There is no doubt, though, that Little Gidding’s new compositional techniques produce their most magnificent results in, appropriately, the gospel harmony made for King Charles, now known as the King’s Harmony (British Library, C.23.e.4). Among the gospel harmonies, it is the most elaborate in both its use of images and its innovative textual layouts.
Paul Dyck and his collaborators have already produced an electronic edition of this book, significant as both a resource and for what it contributes to the conversation about digitally editing complex material documents. It links facsimile images of digitized microfilm photographs to TEI-encoded text, thereby capturing the source texts, source prints, and the complexity of Little Gidding’s textual design in its information architecture and model. Readers are encouraged to engage with it.
Because Dyck’s edition beautifully satisfies many of the goals of this website, we have opted against replicating that work here and instead provide three representative page openings, in full color and with annotations.

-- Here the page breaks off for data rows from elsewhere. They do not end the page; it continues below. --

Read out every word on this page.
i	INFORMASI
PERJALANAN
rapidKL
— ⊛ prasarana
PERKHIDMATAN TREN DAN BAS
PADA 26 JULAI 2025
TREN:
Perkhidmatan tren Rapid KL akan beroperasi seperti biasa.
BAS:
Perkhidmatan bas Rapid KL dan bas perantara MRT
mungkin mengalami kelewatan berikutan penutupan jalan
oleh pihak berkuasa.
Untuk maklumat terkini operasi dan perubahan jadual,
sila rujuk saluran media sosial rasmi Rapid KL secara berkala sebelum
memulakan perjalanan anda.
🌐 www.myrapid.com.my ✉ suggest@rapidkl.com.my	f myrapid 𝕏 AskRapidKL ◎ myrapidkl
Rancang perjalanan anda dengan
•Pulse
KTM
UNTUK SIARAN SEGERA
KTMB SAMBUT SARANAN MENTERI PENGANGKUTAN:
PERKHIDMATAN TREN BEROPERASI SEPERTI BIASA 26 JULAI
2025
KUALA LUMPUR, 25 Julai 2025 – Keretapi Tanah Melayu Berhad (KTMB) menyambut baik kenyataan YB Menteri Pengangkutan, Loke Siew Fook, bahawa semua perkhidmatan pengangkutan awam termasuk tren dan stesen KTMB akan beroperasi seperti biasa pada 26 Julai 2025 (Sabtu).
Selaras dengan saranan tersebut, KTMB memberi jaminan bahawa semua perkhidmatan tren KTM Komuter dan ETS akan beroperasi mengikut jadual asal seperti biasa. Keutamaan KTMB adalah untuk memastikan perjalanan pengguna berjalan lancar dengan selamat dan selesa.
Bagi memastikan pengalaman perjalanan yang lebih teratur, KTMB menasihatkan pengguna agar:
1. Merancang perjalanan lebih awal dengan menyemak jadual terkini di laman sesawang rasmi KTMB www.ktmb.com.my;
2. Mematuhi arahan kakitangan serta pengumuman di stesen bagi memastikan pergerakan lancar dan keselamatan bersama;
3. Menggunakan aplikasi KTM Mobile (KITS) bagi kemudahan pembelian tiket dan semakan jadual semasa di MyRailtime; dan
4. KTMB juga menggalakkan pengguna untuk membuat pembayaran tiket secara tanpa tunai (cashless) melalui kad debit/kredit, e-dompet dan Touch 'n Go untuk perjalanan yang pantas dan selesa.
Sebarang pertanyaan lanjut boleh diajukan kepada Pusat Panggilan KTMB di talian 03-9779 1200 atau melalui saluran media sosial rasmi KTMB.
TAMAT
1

The first shares the beginning pages of the text itself and shows how Little Gidding repurposes engravings to grand effect, here and in other gospel harmonies, where the same prints appear. The second demonstrates how Little Gidding assembles images at an important pivot point in the narrative, the transition from Christ’s private to his public ministry. The third showcases the three reading methods used in many chapters: the Comparison, the Composition, and the Collection. It is our hope that, when explored alongside Dyck’s edition and in the context of this entire network, these excerpts evince the grandiosity of this remarkable book, and provide some sense for how its innovations trickle into the other gospel harmonies and concordances made at Little Gidding after 1635.